Ettore Bugatti (Rembrandt's brother) and his son Jean were the Bugattis who took automotive design to previously unscaled heights during the 1920s and 1930s. At the art museum, we have a rare opportunity to view such classics as the Type 55 Roadster, the curving fenders of which are echoed by the wheels and capped off by the egg-shaped grillwork at front. The Type 41 Royale, which came out around 1930, is perhaps the most famous of all Bugattis. Mickey Mishne, the longtime Bugatti expert who contributed the well-written article about Ettore and Jean Bugatti for the copiously illustrated catalog published in conjunction with this exhibit, wrote an article in the mid-'60s in which he stated in no uncertain terms that, if he had his choice of all the cars in the world, it would be the Type 41 — all twenty feet of her, with an airplane engine adapted for use in an automobile and meticulous, custom-made parts. Thirty years later, Mishne says that he has not changed his mind. Viewers of the Type 41 (only six of which were ever built) will have a rare chance to see firsthand why this car (really a sculptural environment that does double duty as a car) has been the subject of such praise.

In 1913 Henry Ford's automobile company produced 1,000 Model T's per day.
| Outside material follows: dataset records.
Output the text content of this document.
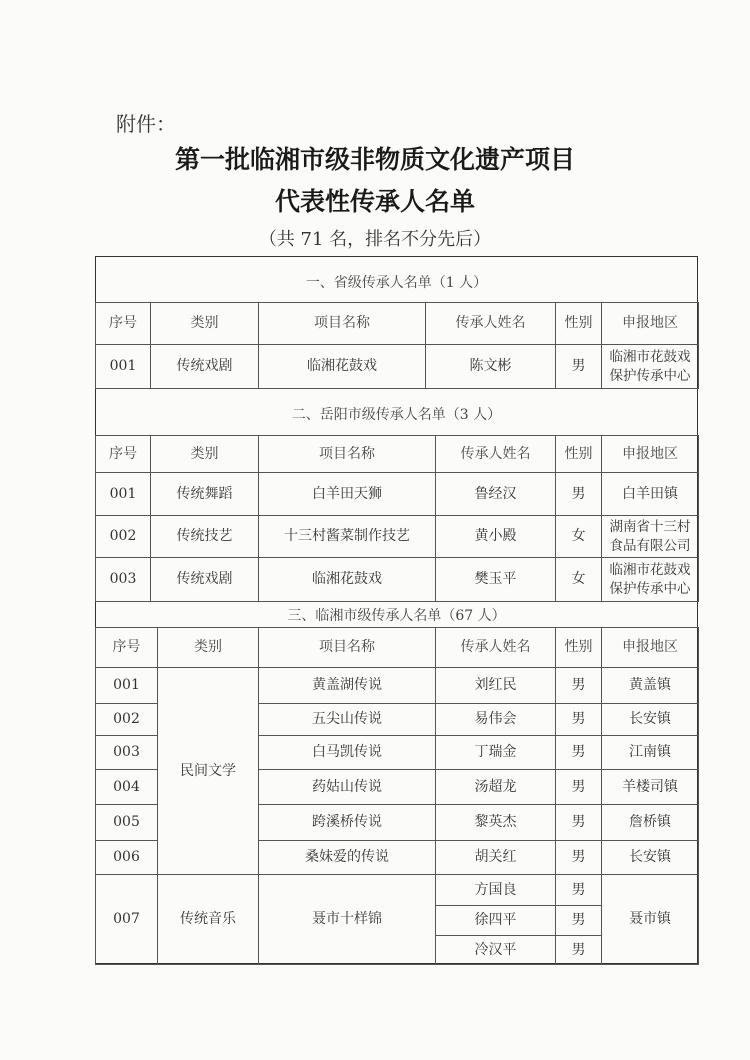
附件：
第一批临湘市级非物质文化遗产项目
代表性传承人名单
（共 71 名，排名不分先后）
一、省级传承人名单（1 人）
序号	类别	项目名称	传承人姓名	性别	申报地区
001	传统戏剧	临湘花鼓戏	陈文彬	男	临湘市花鼓戏
保护传承中心
二、岳阳市级传承人名单（3 人）
序号	类别	项目名称	传承人姓名	性别	申报地区
001	传统舞蹈	白羊田天狮	鲁经汉	男	白羊田镇
002	传统技艺	十三村酱菜制作技艺	黄小殿	女	湖南省十三村
食品有限公司

003	传统戏剧	临湘花鼓戏	樊玉平	女	临湘市花鼓戏
保护传承中心
三、临湘市级传承人名单（67 人）
序号	类别	项目名称	传承人姓名	性别	申报地区
001	民间文学	黄盖湖传说	刘红民	男	黄盖镇
002		五尖山传说	易伟会	男	长安镇
003		白马凯传说	丁瑞金	男	江南镇
004		药姑山传说	汤超龙	男	羊楼司镇
005		跨溪桥传说	黎英杰	男	詹桥镇
006		桑妹爱的传说	胡关红	男	长安镇
007	传统音乐	聂市十样锦	方国良	男	聂市镇
			徐四平	男	
			冷汉平	男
In comparison, Bugatti made only 7,950 cars during the entire 42 years, from 1909 to 1951, that the factory in Molsheim, France, was in operation. The slim output was, and is, understandable. Ettore Bugatti's cars not only were designed to cruise the roads of Europe, they were designed to chew up the competition at races like the Monaco Grand Prix. Not only were they meant to serve as social signals for their owners' wealth, they were meant to reflect the aesthetic sensitivities of people who could see beauty in the clutch of a car. In fact, whether it's Carlo's furniture or Rembrandt's animal sculptures or Ettore's cars, the Bugatti story is about the marvelous things that can happen when people discover the thing that they are, by talent and by disposition, best suited for, and who then pursue that thing with everything they've got.